My research focuses on the teaching and learning of literary interpretation and writing in under-resourced urban high schools, with an emphasis on the links between in- and out-of-school interpretive practices. I am also interested in ways that digital media – specifically radio production – can be used as frameworks for teaching reading and writing to middle and high school students. Before pursuing an academic career, I taught secondary English at a Chicago public school for ten years. While there, I founded and ran a youth radio program that used digital audio production as a tool to help make writing and analysis relevant and real-world for struggling students, and to build bridges between school and the world outside.

My primary goal as an academic is to help shape the teaching and learning of secondary English teachers and contribute to research that will help students — especially those in urban and under-resourced schools — become independent readers and writers. 

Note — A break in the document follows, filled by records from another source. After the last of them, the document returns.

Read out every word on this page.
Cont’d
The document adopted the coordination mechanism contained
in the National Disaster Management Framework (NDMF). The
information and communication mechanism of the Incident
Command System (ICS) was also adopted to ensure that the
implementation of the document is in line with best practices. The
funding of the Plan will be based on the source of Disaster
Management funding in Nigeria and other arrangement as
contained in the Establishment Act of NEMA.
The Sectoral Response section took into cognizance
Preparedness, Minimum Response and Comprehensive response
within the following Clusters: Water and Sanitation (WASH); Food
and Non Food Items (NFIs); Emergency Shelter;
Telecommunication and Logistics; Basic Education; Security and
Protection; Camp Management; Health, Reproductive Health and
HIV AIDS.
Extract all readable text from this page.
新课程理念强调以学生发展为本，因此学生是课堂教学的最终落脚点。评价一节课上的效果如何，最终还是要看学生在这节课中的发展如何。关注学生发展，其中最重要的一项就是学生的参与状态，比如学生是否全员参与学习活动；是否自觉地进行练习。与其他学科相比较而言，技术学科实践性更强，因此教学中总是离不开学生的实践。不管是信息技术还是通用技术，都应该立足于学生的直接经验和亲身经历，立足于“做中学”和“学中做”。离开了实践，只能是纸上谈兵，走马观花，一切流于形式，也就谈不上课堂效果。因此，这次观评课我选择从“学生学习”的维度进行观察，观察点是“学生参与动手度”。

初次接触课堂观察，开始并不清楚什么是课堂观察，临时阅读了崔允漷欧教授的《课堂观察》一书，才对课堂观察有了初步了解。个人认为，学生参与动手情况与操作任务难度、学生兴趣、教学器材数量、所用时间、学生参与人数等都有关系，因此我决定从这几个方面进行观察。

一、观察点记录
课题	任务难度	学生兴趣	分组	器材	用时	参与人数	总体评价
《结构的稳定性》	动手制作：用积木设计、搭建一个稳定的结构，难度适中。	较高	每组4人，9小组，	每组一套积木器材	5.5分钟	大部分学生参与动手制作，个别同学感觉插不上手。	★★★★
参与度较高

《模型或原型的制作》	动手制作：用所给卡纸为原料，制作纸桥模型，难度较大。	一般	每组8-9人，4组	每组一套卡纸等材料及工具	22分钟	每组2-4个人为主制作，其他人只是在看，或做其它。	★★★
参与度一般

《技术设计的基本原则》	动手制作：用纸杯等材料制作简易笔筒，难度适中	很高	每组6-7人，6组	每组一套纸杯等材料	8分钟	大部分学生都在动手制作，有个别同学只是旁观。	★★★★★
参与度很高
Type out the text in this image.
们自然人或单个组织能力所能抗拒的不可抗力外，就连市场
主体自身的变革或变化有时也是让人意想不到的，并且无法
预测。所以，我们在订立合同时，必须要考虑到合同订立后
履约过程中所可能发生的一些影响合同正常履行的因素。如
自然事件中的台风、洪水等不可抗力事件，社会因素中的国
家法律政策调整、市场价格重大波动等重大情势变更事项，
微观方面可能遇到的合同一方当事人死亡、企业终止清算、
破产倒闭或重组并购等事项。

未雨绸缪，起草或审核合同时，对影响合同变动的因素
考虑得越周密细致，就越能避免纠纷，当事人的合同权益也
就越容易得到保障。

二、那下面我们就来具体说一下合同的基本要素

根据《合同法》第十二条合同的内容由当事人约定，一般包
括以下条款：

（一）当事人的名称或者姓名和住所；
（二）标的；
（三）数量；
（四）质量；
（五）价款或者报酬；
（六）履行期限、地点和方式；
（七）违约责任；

Northwestern University, PhD in Learning Sciences

University of Chicago, Master of Arts in Teaching of English

Cornell University, Bachelor of Arts in American Studies

High school English and radio teacher in the Chicago Public Schools, 1997-2009

  • Lee, C.D., Goldman, S., Levine, S., Magliano, J. (2016). Epistemic Cognition in Literary Reasoning. In Greene, J.A., Sandoval, W.A., & Bråten, I. (Eds.), Handbook of Epistemic Cognition, New York: Routledge.
  • Levine, S., Bernstein, M. (2015). Opening George Hillocks’s territory of literature. English Education, 48, (2), 127-147.
  • Levine, S., Horton, W. (2015). Helping high school students read like experts: Affective evaluation, salience, and literary interpretation. Cognition and Instruction, 33, (2), 125-153.
  • Levine, S., Franzel, J. (2015). Teaching writing with radio. English Journal, 105 (5), 21-29.
  • Levine, S. (2014). Making interpretation visible with an affect-based strategy. Reading Research Quarterly, 49 (3), 283-303.
  • Levine, S., Horton, W. (2013). Using affective appraisal to help readers construct literary interpretations. Scientific Study of Literature, 3(1), 105-136.

1. Through an NAed/Spencer Postdoctoral Fellowship and Stanford's Center to Support Excellence in Teaching (CSET), I am working with high school ELA teachers to:

  • interrogate what exactly we think literature is "for" 
  • develop "authentic" questions about literary worlds and authorial choices (authentic questions are questions to which you don't already know the answer or about which you really are curious about what your students might say)
  • learn and practice emotion-based approaches to textual interpretation 
  • learn to create cultural data sets for students

I am looking at the extent to which this work with teachers influences the kinds of discussions they have with students and the kind of interpretive work students do.

2. I am also using eye-tracking and other technology to look at the kinds of interpretive readings novices and experts make when they read literary texts; I hope to shed more light on how teachers can help inexperienced literary readers engage and enjoy interpretive work.

3. I am reading U.S. standardized literature tests from 1900s until the present to try to understand ways in which educators and test-makers defined and valued literary reading.